I think the prize for the silliest reason to reproduce goes to a commenter on the Mariella Frostrup piece who actually demanded to know "But if you don't have children, what are you going to talk about for the next fifteen years?"

And it is true that men are seen as completely removed from all this. People never seem to even ask young men if they intend to have children, or expect them to have strong feelings either way.

Which is bad for men too; I've known men who really don't want children, whose female partners can't be convinced that this won't change once a baby arrives. I've also known men who really desperately want to be fathers, and this desire is ignored by our culture - such as this chap here discovered.

Millitoria said...

I've come across that whole 'they'll come round to the idea of children when I give them a child' idea too, many times. I even knew one woman who tried to get pregnant without her partner's knowledge by coming off the pill without telling him. Thankfully she wasn't successful.

It is ridiculous that men aren't considered part and parcel of the decision to have a child in the same way that women are. It's not good for anybody. If you are intending to have a child with someone, that someone needs to be part of the decision making process.

I do think it's actively unhelpful the way the focus is entirely on women. I wonder about the effect it has on men who want children but don't or can't have them. I've known men who really want kids and had similar experiences to the post you linked to. I also know a man who is sterile as a result of cancer treatment. Nobody seems to think this is as a big a deal as my friend who was born without reproductive organs. I imagine it is a huge deal to him though, seeing as he wants to be a father.

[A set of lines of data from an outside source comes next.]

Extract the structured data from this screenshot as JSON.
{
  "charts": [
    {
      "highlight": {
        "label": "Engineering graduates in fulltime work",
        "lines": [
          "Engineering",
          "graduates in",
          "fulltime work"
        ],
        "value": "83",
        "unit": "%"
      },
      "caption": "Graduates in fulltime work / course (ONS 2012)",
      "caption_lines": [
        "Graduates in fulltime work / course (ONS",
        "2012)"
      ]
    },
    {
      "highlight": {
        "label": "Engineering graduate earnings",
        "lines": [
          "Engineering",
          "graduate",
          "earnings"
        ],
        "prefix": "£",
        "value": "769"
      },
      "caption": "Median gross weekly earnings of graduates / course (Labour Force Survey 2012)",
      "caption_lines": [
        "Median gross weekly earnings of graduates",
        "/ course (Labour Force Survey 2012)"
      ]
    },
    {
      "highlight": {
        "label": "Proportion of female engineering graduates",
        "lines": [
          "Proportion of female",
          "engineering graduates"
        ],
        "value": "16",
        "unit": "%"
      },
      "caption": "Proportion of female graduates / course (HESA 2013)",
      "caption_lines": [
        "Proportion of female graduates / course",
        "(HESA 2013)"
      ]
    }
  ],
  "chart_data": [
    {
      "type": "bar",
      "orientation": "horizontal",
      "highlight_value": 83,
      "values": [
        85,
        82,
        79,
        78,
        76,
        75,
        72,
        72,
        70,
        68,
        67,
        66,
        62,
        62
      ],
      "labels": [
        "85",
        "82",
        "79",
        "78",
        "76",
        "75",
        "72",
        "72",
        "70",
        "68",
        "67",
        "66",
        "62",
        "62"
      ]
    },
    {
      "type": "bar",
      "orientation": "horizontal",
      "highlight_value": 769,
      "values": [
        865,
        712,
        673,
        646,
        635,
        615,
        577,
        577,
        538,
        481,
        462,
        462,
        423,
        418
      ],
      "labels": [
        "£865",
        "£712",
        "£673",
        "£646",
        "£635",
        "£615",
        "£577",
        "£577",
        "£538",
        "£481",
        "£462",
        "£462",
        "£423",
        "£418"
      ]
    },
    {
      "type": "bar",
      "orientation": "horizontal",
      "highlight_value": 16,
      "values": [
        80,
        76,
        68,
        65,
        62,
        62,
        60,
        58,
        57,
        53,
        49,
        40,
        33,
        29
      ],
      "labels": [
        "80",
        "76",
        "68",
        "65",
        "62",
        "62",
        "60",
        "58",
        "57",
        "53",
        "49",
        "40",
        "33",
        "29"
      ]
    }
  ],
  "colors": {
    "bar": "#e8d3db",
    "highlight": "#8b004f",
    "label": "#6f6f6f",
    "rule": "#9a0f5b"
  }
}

In my initial comment, I hadn't really thought about the issue from a male perspective, so thanks for your comment. It's given me a lot to think about.

Diane said...

Thank you for the link! NOT a much better post than yours, though — as I was reading this, I was thinking how you've expanded on some really important points about prejudice and social and media pressure and the impact that has, whereas mine was just a silly list. But WOW, Mariella is a terrible advice-giver, isn't she?!

Anonymous said...

Oh, yes, old people could become disabled, so they shouldn't have kids...

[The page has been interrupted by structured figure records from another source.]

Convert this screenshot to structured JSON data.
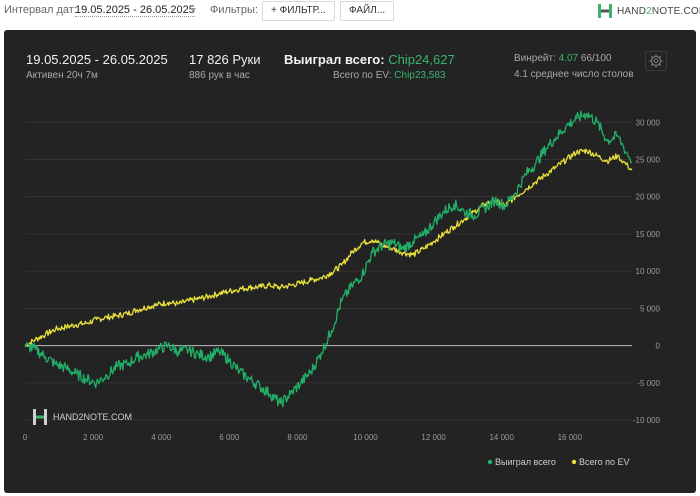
{
  "toolbar": {
    "interval_label": "Интервал дат:",
    "interval_value": "19.05.2025 - 26.05.2025",
    "filters_label": "Фильтры:",
    "filter_button": "+ ФИЛЬТР...",
    "file_button": "ФАЙЛ..."
  },
  "logo": {
    "part1": "HAND",
    "part2": "2",
    "part3": "NOTE.COM"
  },
  "summary": {
    "date_range": "19.05.2025 - 26.05.2025",
    "active_time": "Активен 20ч 7м",
    "hands": "17 826 Руки",
    "hands_per_hour": "886 рук в час",
    "won_label": "Выиграл всего:",
    "won_value": "Chip24,627",
    "ev_label": "Всего по EV:",
    "ev_value": "Chip23,583",
    "winrate_label": "Винрейт:",
    "winrate_value": "4.07",
    "winrate_unit": "66/100",
    "avg_tables": "4.1 среднее число столов"
  },
  "watermark": "HAND2NOTE.COM",
  "colors": {
    "won": "#21b067",
    "ev": "#e8e03a",
    "panel": "#232323",
    "grid": "#3a3a3a",
    "zero_line": "#bdbdbd"
  },
  "chart_data": {
    "type": "line",
    "x_ticks": [
      "0",
      "2 000",
      "4 000",
      "6 000",
      "8 000",
      "10 000",
      "12 000",
      "14 000",
      "16 000"
    ],
    "y_ticks": [
      "30 000",
      "25 000",
      "20 000",
      "15 000",
      "10 000",
      "5 000",
      "0",
      "-5 000",
      "-10 000"
    ],
    "xlim": [
      0,
      17826
    ],
    "ylim": [
      -10000,
      33000
    ],
    "grid": true,
    "legend_position": "bottom-right",
    "series": [
      {
        "name": "Выиграл всего",
        "color": "#21b067",
        "x": [
          0,
          300,
          600,
          900,
          1200,
          1500,
          1800,
          2100,
          2400,
          2700,
          3000,
          3300,
          3600,
          3900,
          4200,
          4500,
          4800,
          5100,
          5400,
          5700,
          6000,
          6300,
          6600,
          6900,
          7200,
          7500,
          7800,
          8100,
          8400,
          8700,
          9000,
          9300,
          9600,
          9900,
          10200,
          10500,
          10800,
          11100,
          11400,
          11700,
          12000,
          12300,
          12600,
          12900,
          13200,
          13500,
          13800,
          14100,
          14400,
          14700,
          15000,
          15300,
          15600,
          15900,
          16200,
          16500,
          16800,
          17100,
          17400,
          17826
        ],
        "y": [
          0,
          -500,
          -1500,
          -2500,
          -3000,
          -3800,
          -4500,
          -5000,
          -4000,
          -2800,
          -2500,
          -1500,
          -1200,
          -500,
          0,
          -800,
          -600,
          -1200,
          -1500,
          -800,
          -2000,
          -3500,
          -4500,
          -5500,
          -6500,
          -7800,
          -6500,
          -5000,
          -3500,
          -1000,
          2000,
          6000,
          8000,
          9500,
          12500,
          13500,
          13800,
          13000,
          14000,
          14800,
          16500,
          18000,
          19000,
          18000,
          17500,
          18500,
          19500,
          18800,
          20500,
          23000,
          24500,
          26500,
          28000,
          29500,
          30500,
          31200,
          30000,
          27500,
          28200,
          24627
        ]
      },
      {
        "name": "Всего по EV",
        "color": "#e8e03a",
        "x": [
          0,
          300,
          600,
          900,
          1200,
          1500,
          1800,
          2100,
          2400,
          2700,
          3000,
          3300,
          3600,
          3900,
          4200,
          4500,
          4800,
          5100,
          5400,
          5700,
          6000,
          6300,
          6600,
          6900,
          7200,
          7500,
          7800,
          8100,
          8400,
          8700,
          9000,
          9300,
          9600,
          9900,
          10200,
          10500,
          10800,
          11100,
          11400,
          11700,
          12000,
          12300,
          12600,
          12900,
          13200,
          13500,
          13800,
          14100,
          14400,
          14700,
          15000,
          15300,
          15600,
          15900,
          16200,
          16500,
          16800,
          17100,
          17400,
          17826
        ],
        "y": [
          0,
          800,
          1500,
          2200,
          2500,
          2800,
          3000,
          3500,
          3800,
          4000,
          4300,
          4800,
          5200,
          5500,
          5800,
          5600,
          6000,
          6300,
          6600,
          7000,
          7300,
          7600,
          7800,
          7900,
          8100,
          7800,
          8100,
          8400,
          8800,
          9100,
          9800,
          10800,
          12500,
          13800,
          14200,
          13500,
          13000,
          12500,
          12200,
          13000,
          14000,
          15000,
          16000,
          17000,
          18000,
          19000,
          19500,
          18800,
          20000,
          21000,
          22000,
          23000,
          24000,
          25000,
          26000,
          26200,
          25500,
          24800,
          25500,
          23583
        ]
      }
    ]
  }
}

You know, since twentysomethings are immune to car accidents and all.

And illnesses.

And traumatic events.

And since all children are best served by CND parents, including disabled children who might otherwise be deprived of disabled role models in real life and the wealth of information and understanding a PWD parent might offer. (That's not to say all PWDs should reproduce. It's just to say it's not necessarily wrong in all cases.)